Now the bad news. There's a host of other broadcast regulations that Obama has not foresworn. In the worst-case scenario, they suggest a world where the FCC creates intrusive new rules by fiat, meddles more with the content of stations' programs, and uses the pending extensions of broadband access as an opportunity to put its paws on the Internet. At a time when cultural production has been exploding, fueled by increasingly diverse and participatory new media, we would be stepping back toward the days when the broadcast media were a centralized and cozy public-private partnership.

Such threats might not rile up the red-state base the way the fairness doctrine does, in part because it's far from clear that the GOP would be any better. Under its current chairman, Republican Kevin Martin, the FCC has been no friend to either free enterprise or free speech. It has sharply increased federal restrictions on the media, with a sanctimonious crusade against "indecent" broadcasting; new regulations for satellite radio, wireless phones, and other communications industries; and an attempt to assert unprecedented powers over cable TV. "Martin is the most regulatory Republican FCC chairman in decades," says Adam Thierer, director of the anti-censorship Center for Digital Media Freedom. "He wants to control speech and will use whatever tools he has to get there."

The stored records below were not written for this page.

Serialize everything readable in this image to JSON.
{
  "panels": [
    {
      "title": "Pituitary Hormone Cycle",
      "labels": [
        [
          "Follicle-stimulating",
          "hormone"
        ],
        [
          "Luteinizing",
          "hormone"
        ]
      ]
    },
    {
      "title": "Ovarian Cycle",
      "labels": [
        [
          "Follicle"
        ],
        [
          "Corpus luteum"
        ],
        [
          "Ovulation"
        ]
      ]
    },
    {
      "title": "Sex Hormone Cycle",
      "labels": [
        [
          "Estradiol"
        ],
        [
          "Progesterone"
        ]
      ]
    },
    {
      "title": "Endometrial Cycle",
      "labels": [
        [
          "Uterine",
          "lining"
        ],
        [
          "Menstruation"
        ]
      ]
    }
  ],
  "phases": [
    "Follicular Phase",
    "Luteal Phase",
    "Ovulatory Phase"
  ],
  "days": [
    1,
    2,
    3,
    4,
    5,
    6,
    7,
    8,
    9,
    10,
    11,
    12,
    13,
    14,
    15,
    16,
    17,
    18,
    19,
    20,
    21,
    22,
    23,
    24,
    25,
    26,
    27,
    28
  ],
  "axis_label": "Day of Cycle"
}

An Obama FCC might mean still more steps toward reregulation. Coming on the heels of Martin's commission, it could also mean a relative reprieve--even, in some areas, a move away from command and control. A lot depends on events, and a lot depends on which interest groups acquire the most influence in his administration. Here are four factions to keep an eye on.

The Players

The idealists. There is a loose coalition on the left that calls itself the media reform movement. Its members are rarely the most powerful people in the room, but they inevitably shout the loudest. They gather in public-interest groups--Free Press, Public Knowledge, the Media Access Project-that cast themselves as populists fighting the major media corporations, which they accuse of centralizing power and shutting out dissident perspectives. In their more libertarian moments, they'll call for opening up more spectrum, loosening copyright controls, and rolling back culturally conservative restrictions on speech. Prominent reformers will also, alas, support a host of new economic regulations and speech controls.

Some members of the movement, such as the communications historian Robert McChesney, prefer to stress the reregulation. In his 2008 book The Political Economy of Media, McChesney goes so far as to describe "private ownership of media" as one of "the primary internal impediments to a viable free press" Other reformers, such as the legal scholars Lawrence Lessig and Tim Wu, aren't so statist; even when they call for new controls, they say they prefer broad and simple rules aimed at encouraging innovation, not diktats meant to force a specific outcome. "We need to radically carve back on the scope and reach of what the FCC is doing," Lessig says, "not to the world of no regulation, but to the world of regulation for the objective of facilitating proper competition, not protecting against competition."

Lessig has met with Obama to discuss technology policy, and while he has his disagreements with the candidate--he didn't appreciate Obama's vote this year to give telecom companies retroactive immunity for illegally assisting government spies--he strongly supports the Democratic ticket. From the other end of the coalition, McChesney told the National Conference for Media Reform in June: "Our job doesn't end if he's elected. It begins. But at least we're in play."